That's a great point Brian. So are you saying that the decision to not renew the contract with Wyndham exceed the BoD's authority under the by-laws? Because there was not a membership vote on that decision.
Unfortunately (and frustratingly), I am not privy to any information regarding the change in management companies. The only information I have consists of the IOA governing documents, which are available for review on the owners community page of the KBV website. The more I analyze those documents, the more questions and concerns I have. What I can say is that it certainly appears that WE--owners, board members, managers--may not have been administering the IOA consistent with the governing documents over the past many years, and WE--everyone--must share in the blame for that. Moving forward, the following question needs to be constantly asked by owners, board members and the plan manager: Is this course of action authorized by the governing documents?
Article V, Section 3 of the Declarations states: "Each Owner agrees that they will manage the Plan through the Association according to what is said in the Governing Documents. No owner will manage by themselves or with any group of other Owners outside of the Interval Association. Each Owner gives the Association all rights and powers to manage according to what is said in the Plan Documents, and agrees that what the Interval Association decides and does in accordance with the Interval Governing Documents is binding on him."
Article III, Section 1 of the Declarations states: "The Interval Association shall provide and maintain an Exchange Program unless a majority of Owners vote to not have such Exchange Program." According to the IOA "Rules and Regulations" (Article 1, Section 3(c)," RCI is the IOA's authorized Exchange Program. So where does "Club Wyndham" fit in? It's not mentioned anywhere in any governing documents. What authorizes Wyndham Vacation Resorts, Inc. to advertise KBV as a "Club Wyndham" property, or even to use the KBV name?

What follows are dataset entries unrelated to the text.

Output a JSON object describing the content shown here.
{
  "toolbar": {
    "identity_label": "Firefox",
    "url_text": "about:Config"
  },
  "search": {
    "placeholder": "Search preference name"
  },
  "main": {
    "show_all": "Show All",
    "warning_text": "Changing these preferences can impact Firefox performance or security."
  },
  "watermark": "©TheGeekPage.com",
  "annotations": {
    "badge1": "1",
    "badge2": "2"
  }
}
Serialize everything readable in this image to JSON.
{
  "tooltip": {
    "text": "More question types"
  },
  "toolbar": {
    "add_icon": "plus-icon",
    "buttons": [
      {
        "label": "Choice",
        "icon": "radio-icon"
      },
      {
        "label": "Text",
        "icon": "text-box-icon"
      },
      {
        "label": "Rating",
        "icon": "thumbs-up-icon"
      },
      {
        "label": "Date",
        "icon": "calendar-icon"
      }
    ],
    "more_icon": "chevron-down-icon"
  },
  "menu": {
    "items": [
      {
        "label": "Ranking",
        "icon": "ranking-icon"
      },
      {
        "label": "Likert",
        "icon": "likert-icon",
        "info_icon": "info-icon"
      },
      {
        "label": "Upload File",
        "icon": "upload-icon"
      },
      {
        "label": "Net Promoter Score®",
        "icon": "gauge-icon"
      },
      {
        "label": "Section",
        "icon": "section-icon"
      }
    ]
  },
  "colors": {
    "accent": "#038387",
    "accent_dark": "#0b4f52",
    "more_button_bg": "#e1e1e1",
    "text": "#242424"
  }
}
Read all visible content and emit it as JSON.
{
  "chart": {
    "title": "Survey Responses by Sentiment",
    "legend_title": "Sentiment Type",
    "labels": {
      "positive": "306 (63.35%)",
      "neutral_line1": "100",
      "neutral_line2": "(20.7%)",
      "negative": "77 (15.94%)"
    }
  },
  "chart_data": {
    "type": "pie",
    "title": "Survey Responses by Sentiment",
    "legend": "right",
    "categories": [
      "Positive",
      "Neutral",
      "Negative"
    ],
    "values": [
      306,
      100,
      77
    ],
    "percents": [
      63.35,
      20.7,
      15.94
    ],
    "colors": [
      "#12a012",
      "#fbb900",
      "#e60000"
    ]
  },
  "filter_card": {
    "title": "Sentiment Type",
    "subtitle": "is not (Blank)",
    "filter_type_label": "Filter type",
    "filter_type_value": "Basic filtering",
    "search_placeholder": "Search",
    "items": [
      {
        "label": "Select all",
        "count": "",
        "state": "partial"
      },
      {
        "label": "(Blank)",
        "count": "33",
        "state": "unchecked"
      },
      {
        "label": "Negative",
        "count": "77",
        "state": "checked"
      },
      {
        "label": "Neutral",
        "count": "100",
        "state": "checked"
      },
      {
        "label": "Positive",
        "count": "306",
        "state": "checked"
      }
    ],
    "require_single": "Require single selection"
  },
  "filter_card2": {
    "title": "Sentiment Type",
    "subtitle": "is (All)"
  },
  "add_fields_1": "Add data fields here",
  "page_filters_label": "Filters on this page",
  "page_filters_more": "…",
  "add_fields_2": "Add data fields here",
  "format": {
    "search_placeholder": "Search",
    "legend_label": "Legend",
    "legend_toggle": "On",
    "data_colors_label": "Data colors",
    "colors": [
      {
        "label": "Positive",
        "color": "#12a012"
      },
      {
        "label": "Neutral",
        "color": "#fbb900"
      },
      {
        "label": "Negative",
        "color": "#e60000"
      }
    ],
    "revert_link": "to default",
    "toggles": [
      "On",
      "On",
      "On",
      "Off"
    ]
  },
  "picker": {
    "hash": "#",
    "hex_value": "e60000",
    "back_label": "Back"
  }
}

Article VI, Section 5 of the Declarations provides for the dissemination of certain information to Owners by the Board, including that "Minutes of each Board Meeting must be sent to each Owner as the Board shall direct but within 60 days of after the meeting." I've never been sent any minutes. This section also requires that "[a] statement of the Interval Association's policies and practices in enforcing its remedies against Owners for defaults in the payment of Maintenance Fees and Special Assessments, including the recording and foreclosing of liens against Owner's intervals, must be sent annually to each Owner as the Board shall direct but not less than 60 days prior to the beginning of the fiscal year for the Interval Association." I've never received any such "policies and practices" statement.
Articel VIII of the Declarations outlines the
required process (the use of the word "shall" appears throughout) for dealing with Owner defaults int the payment of maintenance fees. Is this process being followed? If so, why do we allegedly still have units on the books that have been in default for years? Where is the use of a "foreclosure agreement" with a third-party authorized in the governing documents?
These questions are illustrative examples and not an exhaustive list. My review of the governing documents has triggered many other questions, some of which have been raised in other posts on this forum.
I do plan to attend the upcoming annual meeting. As a Board candidate and owner, I am hopeful that not only can I obtain the information necessary to answer the many questions raised by my review of the governing documents, but that WE--owners, board members, and plan manager--can come together to get the IOA back on track and operating in accordance with the governing documents and applicable Hawaii law.